We sit only a week away from customers of SaskPower and SaskEnergy paying more on their utility bills.

Come April 1 the carbon tax will be added onto bills of both of the Crown corporations, but each corporation will be implementing it differently.

Casey MacLeod, senior communications officer with SaskEnergy, says that customers will see an increase of about $9 per month for the rest of 2019 and they will be implementing it on how much energy is used.

"The way the carbon tax is working is it's coming out on what will be a $1/Gigagoule for customers," she said. "For your average residential customers, this is going to equate to about $100 to $110 a year for the carbon tax."

SaskEnergy recently lowered their rates in November and is set to decrease them again come April 1, but with the carbon tax being implemented there will be no savings for customers.

The carbon tax is set to increase every year, and MacLeod says that customers can expect the same on their bills with an additional increase of about $54 per year through 2022.

"This first year it will cost the average homeowner around the $109 mark. That will go up approximately $50 to $60 on top of that each year in the coming years," she said. We are predicting, for example, $109 average increase residential bill for the first year starting 2020, the year after that would be about $163 increase, and then about $220 increase, and then about $270 increase."

MacLeod says that SaskEnergy is just collecting money for the federal government from its customers and will pass it directly to them. 

In total SaskEnergy customers will be paying about $70 million more the first year because of the federal carbon tax.

For the other Crown corporation, SaskPower, their customers will be paying $2 more per month and $18 over the course of the rest of the year which equals to a 2.7-per-cent increase for 2019 in total equaling to them paying $52 million because of the federal carbon tax.

Dustin Duncan, the minister responsible for SaskPower and the enviorment says, that their customers will be splitting the cost.

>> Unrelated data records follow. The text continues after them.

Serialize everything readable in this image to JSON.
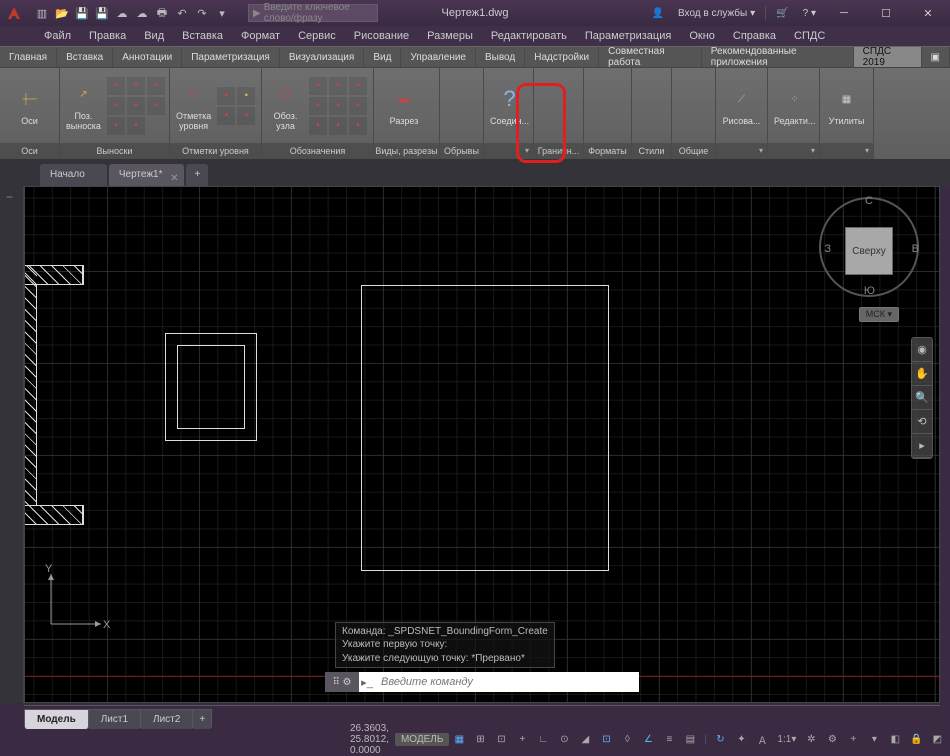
{
  "title": "Чертеж1.dwg",
  "search_placeholder": "Введите ключевое слово/фразу",
  "login_label": "Вход в службы",
  "menu": [
    "Файл",
    "Правка",
    "Вид",
    "Вставка",
    "Формат",
    "Сервис",
    "Рисование",
    "Размеры",
    "Редактировать",
    "Параметризация",
    "Окно",
    "Справка",
    "СПДС"
  ],
  "ribbon_tabs": [
    "Главная",
    "Вставка",
    "Аннотации",
    "Параметризация",
    "Визуализация",
    "Вид",
    "Управление",
    "Вывод",
    "Надстройки",
    "Совместная работа",
    "Рекомендованные приложения",
    "СПДС 2019"
  ],
  "active_ribbon_tab": "СПДС 2019",
  "panels": {
    "axes": {
      "btn": "Оси",
      "title": "Оси"
    },
    "vyn": {
      "btn": "Поз.\nвыноска",
      "title": "Выноски"
    },
    "lvl": {
      "btn": "Отметка\nуровня",
      "title": "Отметки уровня"
    },
    "obz": {
      "btn": "Обоз.\nузла",
      "title": "Обозначения"
    },
    "raz": {
      "btn": "Разрез",
      "title": "Виды, разрезы"
    },
    "obr": {
      "title": "Обрывы"
    },
    "soe": {
      "btn": "Соедин...",
      "title": ""
    },
    "gra": {
      "title": "Граничн..."
    },
    "for": {
      "title": "Форматы"
    },
    "sti": {
      "title": "Стили"
    },
    "obs": {
      "title": "Общие"
    },
    "ris": {
      "btn": "Рисова...",
      "title": ""
    },
    "red": {
      "btn": "Редакти...",
      "title": ""
    },
    "uti": {
      "btn": "Утилиты",
      "title": ""
    }
  },
  "filetabs": [
    {
      "label": "Начало",
      "active": false,
      "close": false
    },
    {
      "label": "Чертеж1*",
      "active": true,
      "close": true
    }
  ],
  "viewcube": {
    "face": "Сверху",
    "n": "С",
    "s": "Ю",
    "e": "В",
    "w": "З",
    "wcs": "МСК"
  },
  "ucs": {
    "x": "X",
    "y": "Y"
  },
  "cmd_history": [
    "Команда: _SPDSNET_BoundingForm_Create",
    "Укажите первую точку:",
    "Укажите следующую точку: *Прервано*"
  ],
  "cmd_placeholder": "Введите команду",
  "bottom_tabs": [
    "Модель",
    "Лист1",
    "Лист2"
  ],
  "active_bottom_tab": "Модель",
  "status": {
    "coords": "26.3603, 25.8012, 0.0000",
    "space": "МОДЕЛЬ",
    "scale": "1:1"
  }
}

"What SaskPower is going to be doing is going to be looking at the overall cost that the carbon tax is going to cost SaskPower. This is on their fuel source largely on the coal that they use for the coal-fired generation units," he said. "Essentially what SaskPower is going to do is just take the number of customers that there are and apply it equally on the bill. We are looking at applying that consistently across all of the different rate classes, all of the different customers. It really just is the overall amount that they believe they need to collect for this year, and then each year after that but for this year certainly and then just applying that consistently across the entire rate class."

SaskPower won't have to make a payment to the federal government until June of 2020. Duncan says that until that date SaskPower will be collecting the money based on estimates of how much energy their customers use and how much they believe the carbon tax is going to cost them. That money will be then put into an account and then once June of next year hits they will make their payment, something that Duncan says he hopes they don't have to do.

"We will start collecting those dollars beginning will people's April bills, and then when June 2020 comes around we will have a better idea of how much we actually needed to collect," he said. "We will either have collected the right amount or more or not enough. We are hopeful that the courts will say no that the carbon tax the way it is being applied by the federal government is unconstitutional and if that would be the case then it would be our expectation that SaskPower would rebate the dollars back to our customers."

Duncan added that SaskPower would be receiving no revenue from the carbon tax

"We made a decision as the provincial government that unlike the federal government that is charging GST on the carbon tax, so they are taxing the tax essentially, we've decided that PST won't be applied to the carbon tax," he said. "This is truly not a revenue source for the province or for SaskPower. SaskPower keeps none of these dollars, and the provincial government will earn no income off of this, there is no PST being applied to this, so this is really collecting the carbon tax for the federal government that they have opposed upon us."

 Just like SaskPower, SaskEnergy will not be applying a PST to their bills.

Over the four-year period of 2019-2022 SaskPower is going to have to pay a total of $546 million.